These provisions are nestled in a larger proposal to help make college affordable for more Americans and to promote early-learning and "school readiness" for children from birth to age 5. That's not surprising.
HR 3221 streamlines federal financial aid and removes subsidies to private lenders for college loans. This consolidates the power to determine who gets a grant or a loan under the direct authority of the federal government and will eventually render graduates who did not complete the federally approved national curriculum ineligible for financial aid. (In 2006, even the New York Times saw the danger this posed to private and homeschoolers.) It will also allow the federal government to require community service for all students who receive a student loan or aid. Something that would be much harder to do if the money came from a private lender. Remember, Obama promised a civilian national security force and linked funding to service programs.

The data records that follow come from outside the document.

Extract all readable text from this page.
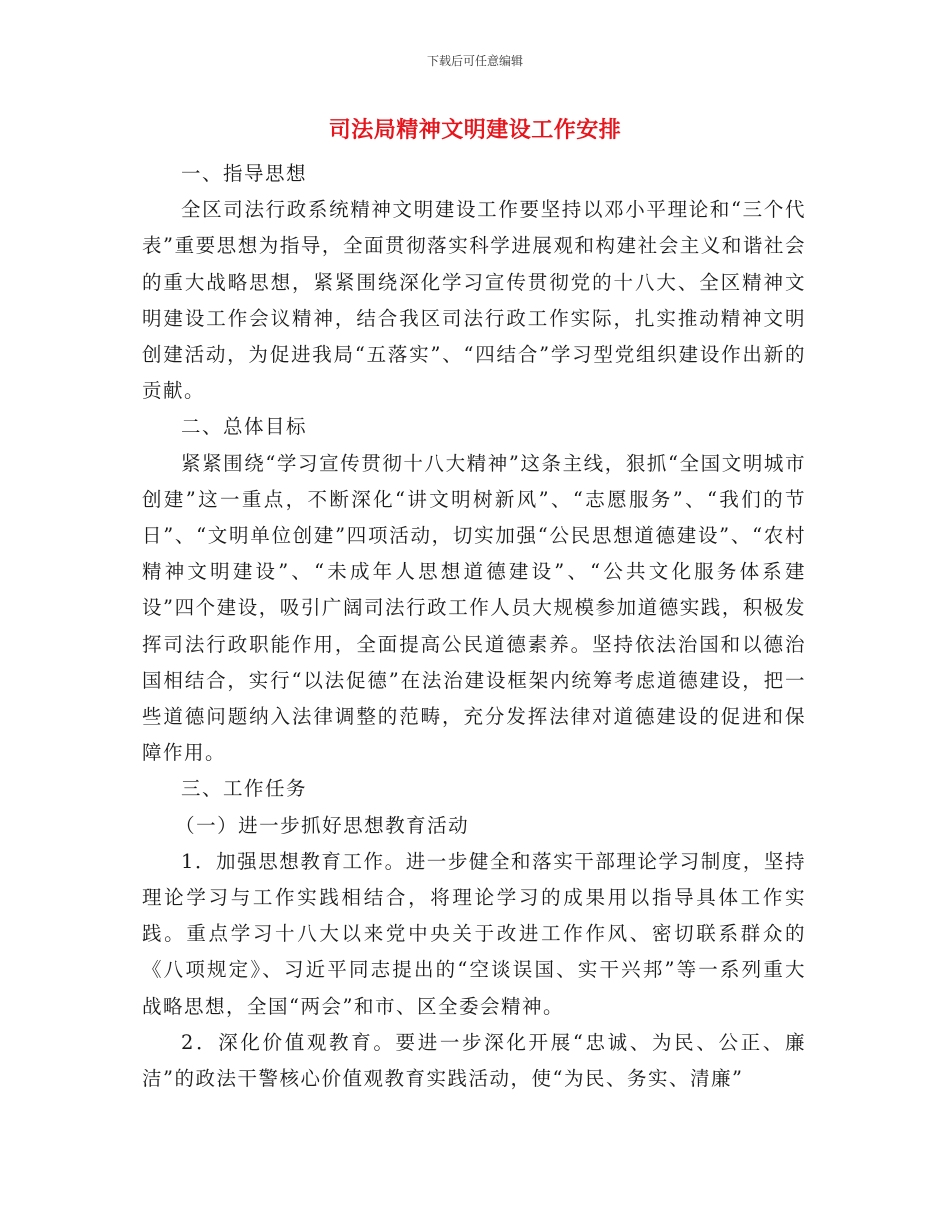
下载后可任意编辑
司法局精神文明建设工作安排

一、指导思想

全区司法行政系统精神文明建设工作要坚持以邓小平理论和“三个代表”重要思想为指导，全面贯彻落实科学进展观和构建社会主义和谐社会的重大战略思想，紧紧围绕深化学习宣传贯彻党的十八大、全区精神文明建设工作会议精神，结合我区司法行政工作实际，扎实推动精神文明创建活动，为促进我局“五落实”、“四结合”学习型党组织建设作出新的贡献。

二、总体目标

紧紧围绕“学习宣传贯彻十八大精神”这条主线，狠抓“全国文明城市创建”这一重点，不断深化“讲文明树新风”、“志愿服务”、“我们的节日”、“文明单位创建”四项活动，切实加强“公民思想道德建设”、“农村精神文明建设”、“未成年人思想道德建设”、“公共文化服务体系建设”四个建设，吸引广阔司法行政工作人员大规模参加道德实践，积极发挥司法行政职能作用，全面提高公民道德素养。坚持依法治国和以德治国相结合，实行“以法促德”在法治建设框架内统筹考虑道德建设，把一些道德问题纳入法律调整的范畴，充分发挥法律对道德建设的促进和保障作用。

三、工作任务

（一）进一步抓好思想教育活动

1．加强思想教育工作。进一步健全和落实干部理论学习制度，坚持理论学习与工作实践相结合，将理论学习的成果用以指导具体工作实践。重点学习十八大以来党中央关于改进工作作风、密切联系群众的《八项规定》、习近平同志提出的“空谈误国、实干兴邦”等一系列重大战略思想，全国“两会”和市、区全委会精神。

2．深化价值观教育。要进一步深化开展“忠诚、为民、公正、廉洁”的政法干警核心价值观教育实践活动，使“为民、务实、清廉”
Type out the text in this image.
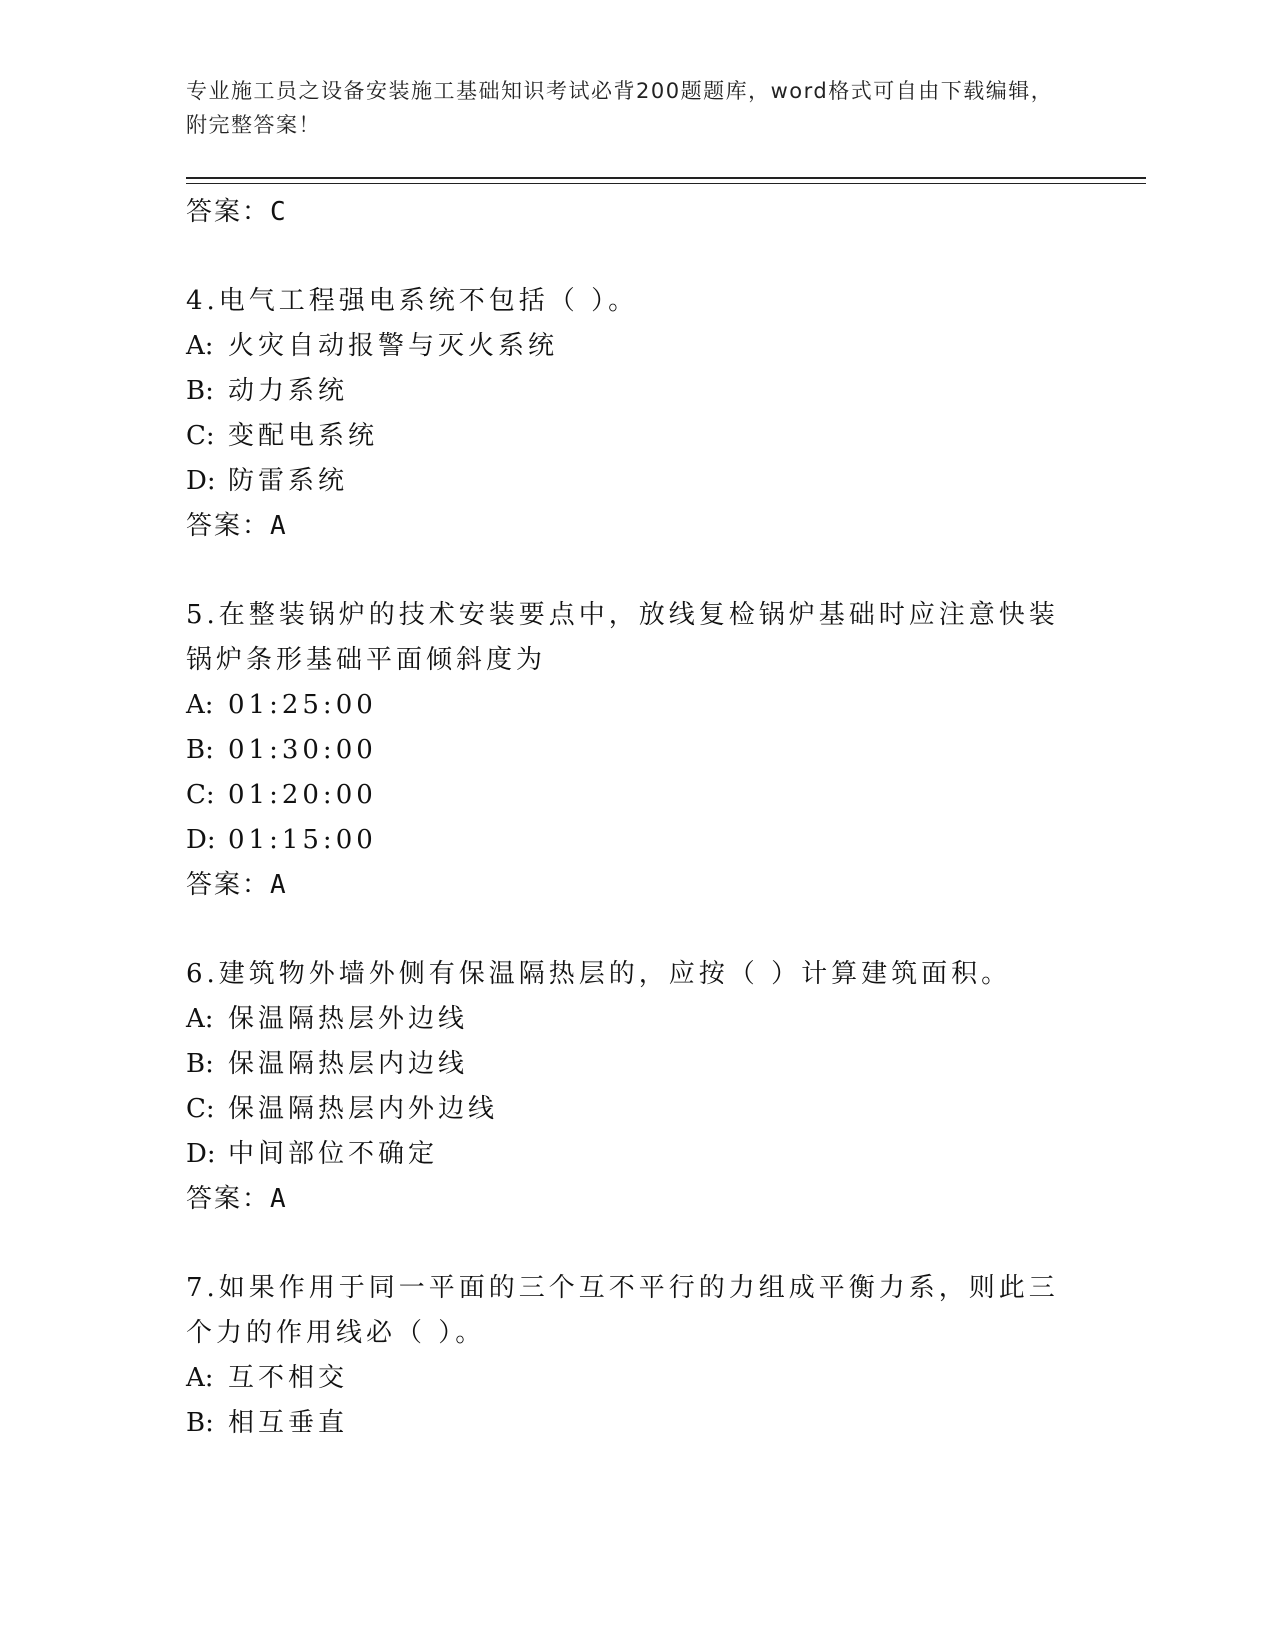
专业施工员之设备安装施工基础知识考试必背200题题库，word格式可自由下载编辑，附完整答案！
答案：C
4.电气工程强电系统不包括（ ）。
A: 火灾自动报警与灭火系统
B: 动力系统
C: 变配电系统
D: 防雷系统
答案：A
5.在整装锅炉的技术安装要点中，放线复检锅炉基础时应注意快装锅炉条形基础平面倾斜度为
A: 01:25:00
B: 01:30:00
C: 01:20:00
D: 01:15:00
答案：A
6.建筑物外墙外侧有保温隔热层的，应按（ ）计算建筑面积。
A: 保温隔热层外边线
B: 保温隔热层内边线
C: 保温隔热层内外边线
D: 中间部位不确定
答案：A
7.如果作用于同一平面的三个互不平行的力组成平衡力系，则此三个力的作用线必（ ）。
A: 互不相交
B: 相互垂直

In the past, HSLDA has warned of the dangers of a national curriculum and standards to homeschoolers. In July of this year, they also encouraged strong opposition to HR 3221 because of the early learning provision. They rightly asserted that, "Parents, not federal or state officials should decide what is appropriate for their children." There have been no further updates.
Given that the House will debate and vote on the bill this week and Republicans lawmakers are struggling to come up with good arguments against the legislation, I hope that HSLDA and other homeschool advocates like Homeschool Legal Advantage provide more information, alert their members, and encourage strong opposition to HR 3221.
UPDATE: Since I posted early this AM, HSLDA has updated the link from July 20 and now has included information regarding the federal takeover of student loans.
H.R. 3221 will greatly increase the size and power of the federal government and fundamentally alter the student loan process by federalizing all student loans: Currently, many college students obtain student loans through private entities. H.R. 3221 will change this by federalizing all student financial aid. The U.S. Department of Education will be tasked with administering and supporting all student loans, which will greatly increase the federal government’s role and power in education.They provide no information the Open Online Education provision which allows the federal government to develop and disseminate online and college curriculum.